Reporting Adverse Information About Senior Military Officers
Research SummaryPublished Oct 11, 2012
Research SummaryPublished Oct 11, 2012
The American public demands impeccable conduct from senior military officers. Thus, in 1988, when a recently disciplined lieutenant general retired at that rank with no mention being made of the disciplinary action, members of the Senate Armed Services Committee (SASC) voiced concern and asked to be told of any adverse information regarding flag and general officers as part of any confirmation process.[1] Accordingly, the Secretary of Defense directed the military departments to review all investigative files before forwarding any general or flag officer nomination for approval. He tasked them to forward any adverse information or to certify that the files had no such information. However, recent cases suggest that the processes for collecting and reporting this information differ across the services and are neither well documented nor well understood. The Department of Defense (DoD) asked researchers from the RAND National Defense Research Institute (NDRI) to review DoD procedures and those of the military services to ensure that consistent and reliable information supports the management of general and flag officers.

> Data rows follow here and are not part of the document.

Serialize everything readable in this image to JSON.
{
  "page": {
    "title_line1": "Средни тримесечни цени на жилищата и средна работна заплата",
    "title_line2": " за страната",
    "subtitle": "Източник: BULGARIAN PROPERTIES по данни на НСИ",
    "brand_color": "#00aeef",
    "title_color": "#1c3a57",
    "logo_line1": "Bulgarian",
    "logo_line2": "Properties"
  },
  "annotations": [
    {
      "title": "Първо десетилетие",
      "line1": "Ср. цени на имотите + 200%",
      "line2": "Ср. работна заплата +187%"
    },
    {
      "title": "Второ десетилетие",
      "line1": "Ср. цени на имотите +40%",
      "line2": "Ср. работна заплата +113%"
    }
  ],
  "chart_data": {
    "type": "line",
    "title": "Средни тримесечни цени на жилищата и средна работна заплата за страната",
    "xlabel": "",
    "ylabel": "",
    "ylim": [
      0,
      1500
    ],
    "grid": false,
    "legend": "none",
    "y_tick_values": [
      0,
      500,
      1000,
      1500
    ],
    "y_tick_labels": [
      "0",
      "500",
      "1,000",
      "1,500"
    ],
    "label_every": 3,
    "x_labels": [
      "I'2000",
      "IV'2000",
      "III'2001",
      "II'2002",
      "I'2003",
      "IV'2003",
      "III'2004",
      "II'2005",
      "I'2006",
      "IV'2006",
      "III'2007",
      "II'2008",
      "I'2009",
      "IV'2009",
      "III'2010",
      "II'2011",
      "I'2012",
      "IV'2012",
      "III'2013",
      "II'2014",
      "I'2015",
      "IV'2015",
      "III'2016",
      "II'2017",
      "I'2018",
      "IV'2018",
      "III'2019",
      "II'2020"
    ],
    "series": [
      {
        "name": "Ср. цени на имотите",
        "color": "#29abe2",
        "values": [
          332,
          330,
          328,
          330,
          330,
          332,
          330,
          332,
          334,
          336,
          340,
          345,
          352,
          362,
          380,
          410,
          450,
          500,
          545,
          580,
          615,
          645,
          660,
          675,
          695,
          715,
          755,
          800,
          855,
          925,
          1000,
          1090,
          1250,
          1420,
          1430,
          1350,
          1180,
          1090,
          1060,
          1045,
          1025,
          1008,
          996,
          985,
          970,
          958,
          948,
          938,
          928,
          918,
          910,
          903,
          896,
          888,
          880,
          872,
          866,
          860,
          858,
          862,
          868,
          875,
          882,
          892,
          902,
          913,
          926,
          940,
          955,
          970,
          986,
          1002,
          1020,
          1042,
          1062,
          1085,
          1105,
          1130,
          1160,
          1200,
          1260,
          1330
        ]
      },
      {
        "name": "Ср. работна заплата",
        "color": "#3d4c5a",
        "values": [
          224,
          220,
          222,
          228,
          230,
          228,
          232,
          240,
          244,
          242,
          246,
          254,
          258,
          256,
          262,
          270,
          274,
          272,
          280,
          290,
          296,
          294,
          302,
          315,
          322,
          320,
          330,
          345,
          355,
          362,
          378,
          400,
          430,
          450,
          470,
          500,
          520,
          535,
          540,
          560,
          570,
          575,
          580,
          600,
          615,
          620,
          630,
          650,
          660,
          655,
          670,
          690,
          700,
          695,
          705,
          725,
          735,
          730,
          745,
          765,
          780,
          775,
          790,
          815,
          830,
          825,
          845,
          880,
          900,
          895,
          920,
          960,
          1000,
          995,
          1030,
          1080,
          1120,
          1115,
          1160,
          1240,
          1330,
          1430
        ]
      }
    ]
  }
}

The services must consider two types of information: adverse and reportable. Adverse information is any substantiated adverse finding or conclusion from an officially documented investigation or inquiry or other official record for report. Adverse information of a credible nature does not include information that is more than 10 years old or records of minor offenses that did not result in personal harm or significant property damage.[2]
Reportable information is where the allegations have received significant media attention or when the Senate Armed Services Committee (SASC) brings allegations to the attention of DoD.[3]
The personnel processes requiring consideration of adverse or reportable information include promotion to flag or general officer, assignment to O-9 or O-10 billets, and retirement from flag and general ranks. Boards reviewing promotion to O-7 or O-8 consider only adverse information, but the SASC must be apprised of any reportable information. Promotion or assignment to O-9 or O-10 requires consideration of both categories. Retirement does not require Senate confirmation, just that the Secretary of Defense certify that the retiring officer has served satisfactorily.
RAND identified several areas where actual practice differs from what is required and where current practice or supporting data may be inadequate.
Documented guidance is incomplete or requires revision. Issues include the need for clearer definitions on reportable information and how that pertains to Equal Opportunity (EO) and Equal Employment Opportunity (EEO) information,[4] some inconsistencies between joint and DoD guidance, and the fact that no service has fully documented guidance about the assignment, promotion, and retirement processes for general and flag officers.
Services' processes differ and lack a process expert. Each service's process involves many offices and individuals and lacks an individual with either expert knowledge of or responsibility for the entire process.
EEO and EO processes and the data that support those processes have gaps. While the EO and EEO processes function as intended, the services were not consistently checking both EO and EEO files, and the EO and EEO data available in the services were insufficient to conduct such checks properly. This occurred in part because those involved in general and flag officer processes did not always clearly understand the difference between EEO and EO.
DoD Inspector General (IG) screens are inconsistently requested. Although the DoD IG files must be queried both before and after selection boards, the services were not consistently doing so before O-7 selection boards.
The amount of information provided to selection boards varies; that provided to promotion review boards often lacks detail. Promotion selection boards must consider any adverse information. Most generally see one-page summaries, and some contend that these can be subjective or written in ways that minimize the adverse action. Promotion review boards (convened when the adverse material comes to light after selection but before promotion) get different amounts of information, ranging from complete investigations (several binders of information), to redacted reports, to one-page summaries.
DoD and SASC philosophies about the process differ. DoD and the SASC differ regarding the threshold of information to be considered, the pay grade of the individual involved, and the duration of the information. DoD tends to regard adverse information as pertaining to an incident or an investigation and focuses on whether an allegation is substantiated. Interviews with SASC staff suggest that they focus more on the entirety of an individual, especially an individual's judgment. This becomes problematic because IG investigations are not intended to evaluate judgment—indeed, IG investigators are explicitly instructed not to assess judgment. Additionally, DoD strongly believes that the commanders should be able to counsel an officer about an incident in writing without that incident or counseling being included in the personnel files. In contrast, SASC staff members are more inclined to think that even incidents that were treated privately should be considered in the promotion of more senior officers. Also, the SASC perspective would apply different standards for different pay grades, whereas DoD currently applies the same standard regardless of pay grade. Finally, DoD defines adverse information, in part, as less than ten years old, but the SASC questionnaire asks individuals about potential adverse incidents with no time restriction. These differences explain how the two organizations can have different views of the same individual.